June 28, 2003, 02:31 PM
Get the subtitled. I've had the bad luck to view the dubbed versions -- the story is way off and God knows how they translate it because it's not even accurate. If you must view just one for now, pick up Tsui Hark's Time and Tide -- it's like John Woo meets Wong Kar Wai. A definate favorite of mine....

June 28, 2003, 03:49 PM
My only problem were the gun sound effects. They did too much "ptchuu, ptchuu" rather than the actual sounds of gunfire.

June 28, 2003, 05:27 PM
That's why it's called a movie....:D

Captain Scarlet
June 28, 2003, 05:59 PM
but I think he can also speak Mandarin? I prefer the dubbed DVD's because
Hong Kong language is hard to understand, they talk too fast!

I hate reading subtitles, the dubbed English in HARD BOILED and a Better
Tommorow was excellent, makes the movie much easier to understand.:confused:

June 28, 2003, 08:03 PM
They think we speak fast too...;) If you don't understand a language, it always sounds that way. Regarding Chow's language -- all people in Southern China speak Cantonese but learn Mandarin in school as it's the required national language. Obviously since he understands Mandarin -- that's how he and Mira communicated the entire time they filmed "The Relacement Killers."

In the north and rest of China -- they speak Mandarin, with some exceptions being regions that speak their area dialect that is unique in and of itself. In Taiwan for example, the native language is Taiwanese but most speak Mandarin. China, like India, is a country of several hundred different languages -- you could literally get lost trying to sort it all out. This is why the Hong Kong movies have subtitles in Chinese because the writing is the same regardless of what they speak at home.

June 29, 2003, 02:27 AM
Brief briefing on the people and ranguage of Hong Kong:

People from Canton speak Cantonese, where we ride up the Pearl river delta in our sampan paddlewheelers, a-gamblin to Chinese honky-tonk music and eating catfish.
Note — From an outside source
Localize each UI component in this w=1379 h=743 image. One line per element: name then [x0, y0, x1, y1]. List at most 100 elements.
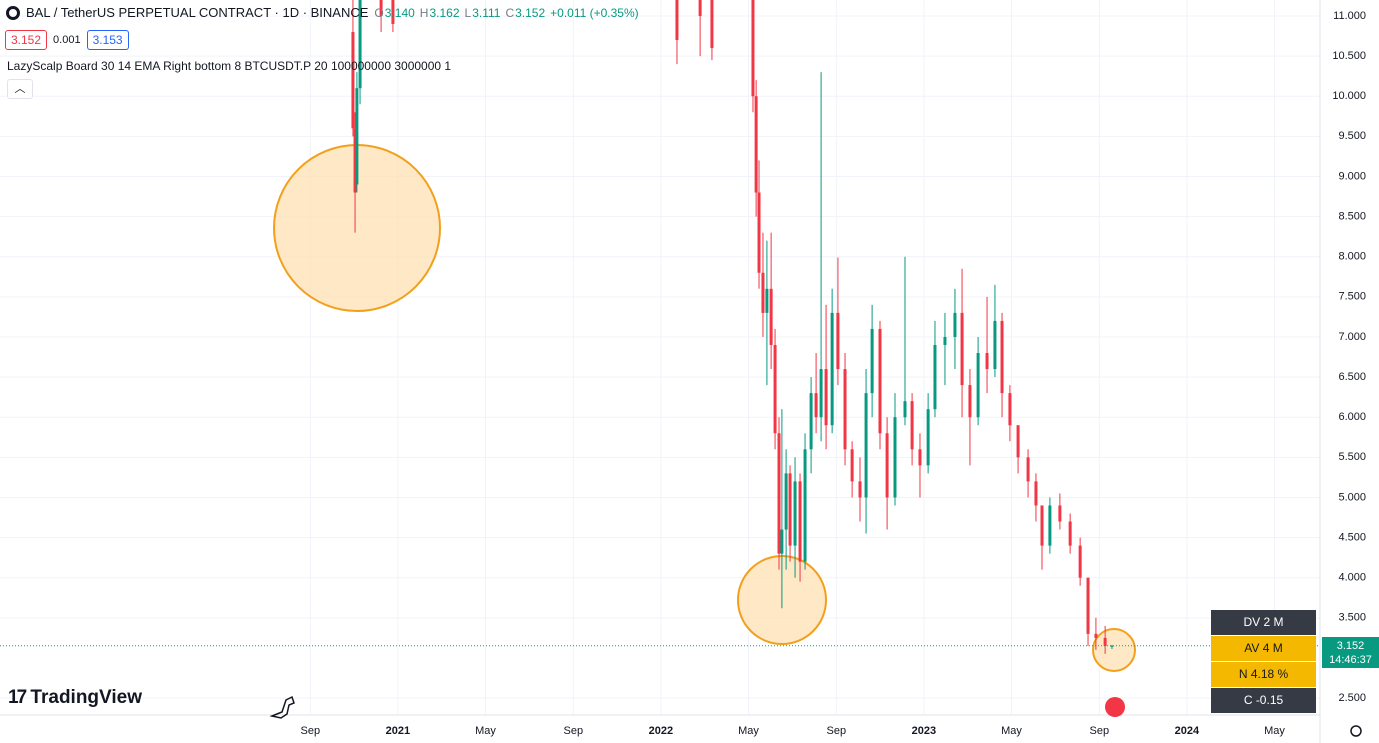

We are the equivalent of the deep south of China--our language is considered a dirty dialect of Chinese. Chinese jive or ebonics. Cantonese is recognized as a language in the US because a lot of early Chinese migrants were Cantonese. Hong Kong is the deep water harbor island on the coast of Guangdong/Canton that the British seized as part of a drug deal gone bad.

The equivalent of 'trailer trash' in Hong Kong live in boats because they can't afford a flat (apartment). We have typhoons (Cantonese for big wind, what the Brit fighters were named after) which seek and destroy these boats, like the way tornaders seek out trailers. People in Hong Kong also do funny thing like queue up for lifts instead of line up for elevators, and write cheques, and change flat tyres :D And drive on the long side of the load (something we picked up from the Brits).

The more politically correct but regionally incorrect way of saying 'Canton' is 'Guangzhou' which is how them Chinese Yankees say it. To us, it's 'Gongdong', kinda like 'N'owlins' is to folks from Loozieanna.

In short, we're a bunch of hillbilly ricepicking Chinese redneck merchants and fisherpersons. Reehaw!!

PS 'reehaw' is technically incorrect for me, there is no 'r' in Cantonese, and no 'L' in Japanese. We eat flied lice and visit to Amelica, but the Japanese go to Disneyrand.

As for the gun-related info, I think their SDU (SWAT) has a lot in common with the British SAS. Cops carry .38s, not sure if I ever saw autos, but a few blue-clad ninjas with MP5s at the airport. Hong Kong kids like guns because of Japanese cartoons and American movies, but have little or no exposure to real ones, and like many American younguns, know everything because of Counter-Strike and whatnot. Airsofts are everywhere, I think I picked up a Glock 17 and an MP5SD6 some time ago.